Selebtek.suara.com – Baru-baru ini, sutradara terkenal James Cameron memberikan pernyataan bahwa Indonesia menjadi salah satu inspirasinya dalam menggarap film Avatar. Ia mengatakan sudah melakukan riset di beberapa wilayah, salah satu nya di Indonesia.
Penelitian yang ia lakukan meliputi salah satu suku di Indonesia yang berada di wilayah perairan, yaitu Suku Bajo. Suku perairan juga menjadi salah satu cerita di dalam film Avatar 2: The Way of Water. Suku ini bernama Metkayina.
Tak seperti suku Omaticaya di Avatar 1 yang lekat dengan identitas berwarna biru, Suku Metkayina memiliki kulit berwarna hijau. Mata mereka biru dan tubuh mereka cenderung lebih besar.
Sebagai suku yang tinggal di daerah perairan, James Cameron sepertinya memberikan identitas kaki Suku Metkayina yang melebar ke bawah layaknya sebuah sirip.
![Suku Metkayina di Avatar 2 [greenscene]](https://media.suara.com/suara-partners/selebtek/thumbs/1200x675/2022/12/23/1-g-avatar-thewayofwater-97-06-990e725a.jpg)
Nah buat kamu yang belum menonton Avatar 2 dan penasaran mengenai persamaan Suku Metkayina dan Suku Bajo, berikut ada beberapa kemiripan dari suku Bajo dan Suku Metkayina.
1. Hidup di laut
Tidak hanya hidup di laut, Suku Metkayina dan Suku Bajo membangun rumah mereka di atas perairan air laut. Hal ini agar memudahkan mereka untuk beraktivitas di lautan.
2. Mahir Berenang dan Menyelam
Sebagai suku yang tinggal di daerah perairan laut, tak heran jika Suku Bajo mahir dalam berenang. Suku Bajo di dunia nyata dan Suku Metkayina di Avatar 2 mempunyai keahlian yang sangat baik dalam berenang. Mereka mampu menyelam ke lautan hanya berbekal sekali tarikan nafas.
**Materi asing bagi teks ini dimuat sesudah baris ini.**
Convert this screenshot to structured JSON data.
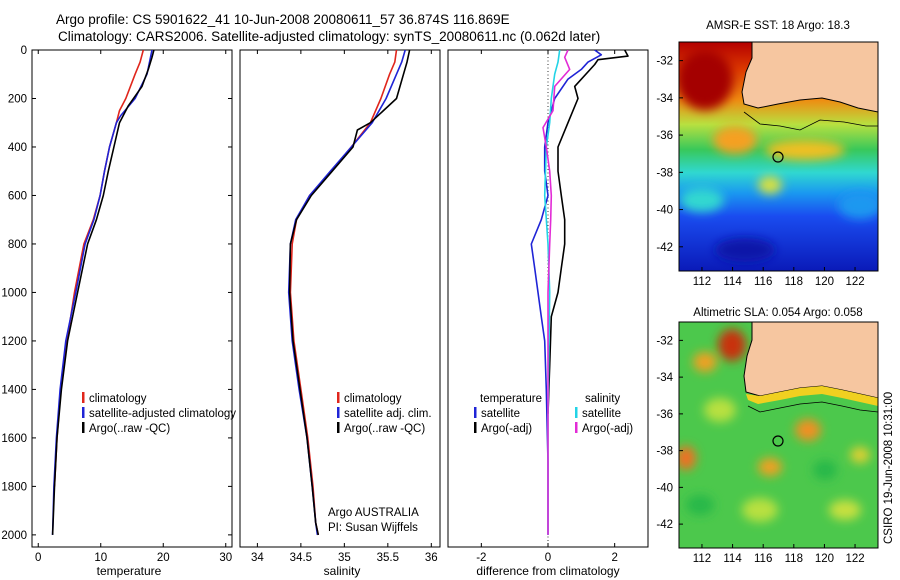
{
  "header": {
    "title_line1": "Argo profile: CS 5901622_41 10-Jun-2008 20080611_57 36.874S 116.869E",
    "title_line2": "Climatology: CARS2006. Satellite-adjusted climatology: synTS_20080611.nc (0.062d later)"
  },
  "colors": {
    "climatology": "#e0261c",
    "satellite": "#1f24d6",
    "argo": "#000000",
    "salinity_sat": "#22d3e6",
    "salinity_argo": "#e22bd6",
    "land": "#f6c6a0"
  },
  "chart_data": [
    {
      "type": "line",
      "panel": "temperature",
      "xlabel": "temperature",
      "xlim": [
        -1,
        31
      ],
      "xticks": [
        "0",
        "10",
        "20",
        "30"
      ],
      "ylim": [
        0,
        2050
      ],
      "yticks": [
        "0",
        "200",
        "400",
        "600",
        "800",
        "1000",
        "1200",
        "1400",
        "1600",
        "1800",
        "2000"
      ],
      "series": [
        {
          "name": "climatology",
          "color_key": "climatology",
          "x": [
            16.8,
            16.3,
            15.5,
            14.0,
            13.0,
            12.5,
            11.4,
            10.6,
            9.9,
            8.8,
            7.3,
            5.8,
            4.6,
            3.6,
            3.0,
            2.6
          ],
          "y": [
            0,
            50,
            100,
            200,
            250,
            300,
            400,
            500,
            600,
            700,
            800,
            1000,
            1200,
            1400,
            1600,
            1800
          ]
        },
        {
          "name": "satellite-adjusted climatology",
          "color_key": "satellite",
          "x": [
            18.2,
            17.8,
            17.4,
            15.5,
            13.2,
            12.5,
            11.4,
            10.6,
            9.9,
            8.9,
            7.5,
            6.0,
            4.4,
            3.5,
            2.9,
            2.5,
            2.3
          ],
          "y": [
            0,
            50,
            100,
            200,
            270,
            300,
            400,
            500,
            600,
            700,
            800,
            1000,
            1200,
            1400,
            1600,
            1800,
            2000
          ]
        },
        {
          "name": "Argo(..raw -QC)",
          "color_key": "argo",
          "x": [
            18.5,
            18.2,
            17.6,
            16.6,
            14.4,
            13.0,
            12.1,
            11.2,
            10.4,
            9.3,
            7.9,
            6.3,
            4.7,
            3.7,
            3.0,
            2.6,
            2.3
          ],
          "y": [
            0,
            30,
            80,
            150,
            230,
            300,
            400,
            500,
            600,
            700,
            800,
            1000,
            1200,
            1400,
            1600,
            1800,
            2000
          ]
        }
      ],
      "legend": {
        "position": "lower-right",
        "labels": [
          "climatology",
          "satellite-adjusted climatology",
          "Argo(..raw -QC)"
        ]
      }
    },
    {
      "type": "line",
      "panel": "salinity",
      "xlabel": "salinity",
      "xlim": [
        33.8,
        36.1
      ],
      "xticks": [
        "34",
        "34.5",
        "35",
        "35.5",
        "36"
      ],
      "ylim": [
        0,
        2050
      ],
      "series": [
        {
          "name": "climatology",
          "color_key": "climatology",
          "x": [
            35.6,
            35.58,
            35.52,
            35.42,
            35.3,
            35.08,
            34.85,
            34.6,
            34.45,
            34.4,
            34.38,
            34.42,
            34.5,
            34.58,
            34.64,
            34.67,
            34.7
          ],
          "y": [
            0,
            50,
            100,
            200,
            300,
            400,
            500,
            600,
            700,
            800,
            1000,
            1200,
            1400,
            1600,
            1800,
            1950,
            2000
          ]
        },
        {
          "name": "satellite adj. clim.",
          "color_key": "satellite",
          "x": [
            35.7,
            35.66,
            35.6,
            35.48,
            35.32,
            35.08,
            34.84,
            34.6,
            34.44,
            34.38,
            34.36,
            34.4,
            34.48,
            34.57,
            34.63,
            34.67,
            34.69
          ],
          "y": [
            0,
            50,
            100,
            200,
            300,
            400,
            500,
            600,
            700,
            800,
            1000,
            1200,
            1400,
            1600,
            1800,
            1950,
            2000
          ]
        },
        {
          "name": "Argo(..raw -QC)",
          "color_key": "argo",
          "x": [
            35.75,
            35.72,
            35.68,
            35.6,
            35.3,
            35.15,
            35.1,
            34.86,
            34.62,
            34.45,
            34.38,
            34.37,
            34.41,
            34.49,
            34.57,
            34.63,
            34.67,
            34.7
          ],
          "y": [
            0,
            50,
            100,
            200,
            300,
            330,
            400,
            500,
            600,
            700,
            800,
            1000,
            1200,
            1400,
            1600,
            1800,
            1950,
            2000
          ]
        }
      ],
      "legend": {
        "position": "lower-right",
        "labels": [
          "climatology",
          "satellite adj. clim.",
          "Argo(..raw -QC)"
        ]
      },
      "annotation": [
        "Argo AUSTRALIA",
        "PI: Susan Wijffels"
      ]
    },
    {
      "type": "line",
      "panel": "difference",
      "xlabel": "difference from climatology",
      "xlim": [
        -3,
        3
      ],
      "xticks": [
        "-2",
        "0",
        "2"
      ],
      "ylim": [
        0,
        2050
      ],
      "series": [
        {
          "name": "temperature satellite",
          "color_key": "satellite",
          "x": [
            1.4,
            1.6,
            1.2,
            1.0,
            0.6,
            0.2,
            0.0,
            -0.1,
            -0.1,
            0.0,
            -0.2,
            -0.5,
            -0.4,
            -0.3,
            -0.2,
            -0.1,
            -0.05,
            0.0,
            0.0
          ],
          "y": [
            0,
            20,
            50,
            80,
            120,
            200,
            300,
            400,
            500,
            600,
            700,
            800,
            900,
            1000,
            1100,
            1200,
            1400,
            1700,
            2000
          ]
        },
        {
          "name": "temperature Argo(-adj)",
          "color_key": "argo",
          "x": [
            2.3,
            2.4,
            1.5,
            1.4,
            0.8,
            0.9,
            0.6,
            0.3,
            0.3,
            0.4,
            0.5,
            0.5,
            0.4,
            0.3,
            0.1,
            0.05,
            0.0
          ],
          "y": [
            0,
            25,
            40,
            60,
            150,
            200,
            300,
            400,
            500,
            600,
            700,
            800,
            900,
            1000,
            1100,
            1300,
            1500
          ]
        },
        {
          "name": "salinity satellite",
          "color_key": "salinity_sat",
          "x": [
            0.35,
            0.3,
            0.2,
            0.1,
            0.05,
            -0.05,
            -0.1,
            0.0,
            0.05,
            0.0,
            0.0
          ],
          "y": [
            0,
            50,
            100,
            200,
            300,
            400,
            600,
            800,
            1000,
            1500,
            2000
          ]
        },
        {
          "name": "salinity Argo(-adj)",
          "color_key": "salinity_argo",
          "x": [
            0.6,
            0.5,
            0.65,
            0.2,
            0.15,
            -0.15,
            -0.05,
            0.05,
            0.1,
            0.08,
            0.05,
            0.0,
            0.0,
            0.0
          ],
          "y": [
            0,
            30,
            80,
            150,
            250,
            320,
            400,
            500,
            600,
            700,
            800,
            1000,
            1500,
            2000
          ]
        }
      ],
      "legend": {
        "position": "lower",
        "col1_title": "temperature",
        "col2_title": "salinity",
        "labels": [
          "satellite",
          "Argo(-adj)",
          "satellite",
          "Argo(-adj)"
        ]
      }
    },
    {
      "type": "heatmap",
      "panel": "sst_map",
      "title": "AMSR-E SST: 18 Argo: 18.3",
      "xticks": [
        "112",
        "114",
        "116",
        "118",
        "120",
        "122"
      ],
      "yticks": [
        "-32",
        "-34",
        "-36",
        "-38",
        "-40",
        "-42"
      ],
      "xlim": [
        110.5,
        123.5
      ],
      "ylim": [
        -43.3,
        -31.0
      ],
      "argo_position": [
        116.869,
        -36.874
      ]
    },
    {
      "type": "heatmap",
      "panel": "sla_map",
      "title": "Altimetric SLA: 0.054 Argo: 0.058",
      "xticks": [
        "112",
        "114",
        "116",
        "118",
        "120",
        "122"
      ],
      "yticks": [
        "-32",
        "-34",
        "-36",
        "-38",
        "-40",
        "-42"
      ],
      "xlim": [
        110.5,
        123.5
      ],
      "ylim": [
        -43.3,
        -31.0
      ],
      "argo_position": [
        116.869,
        -36.874
      ]
    }
  ],
  "footer": {
    "stamp": "CSIRO 19-Jun-2008 10:31:00"
  }
}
Baca Juga: Jumlah Pengguna HP Realme di 2022 Tembus 15 Juta
3. Mutasi Fisik
Karena telah lama tinggal di laut, Suku Bajo dan Metkayina mengalami mutasi fisik dalam hal pernapasan. Menurut sebuah penelitian, Suku Bajo memiliki limpa lebih besar daripada manusia lain. Hal ini lah yang membuat orang-orang di Suku Bajo mampu berenang di laut dengan sekali tarikan nafas.
4. Bergantung kepada laut
Seperti kebanyakan orang-orang yang hidup di daerah pinggir laut, Suku Bajo dan Suku Metkayina tentunya juga memanfaatkan laut sebagai sumber pangan mereka. Mereka mengambil biota laut untuk dijadikan santapan tanpa mengeksploitasi secara berlebihan.
Suku Bajo akan menggunakan sampan untuk transportasi mereka dalam melaut. Sedangkan Metkayina menggunakan hewan laut untuk membantu mereka melakukan aktivitas di laut.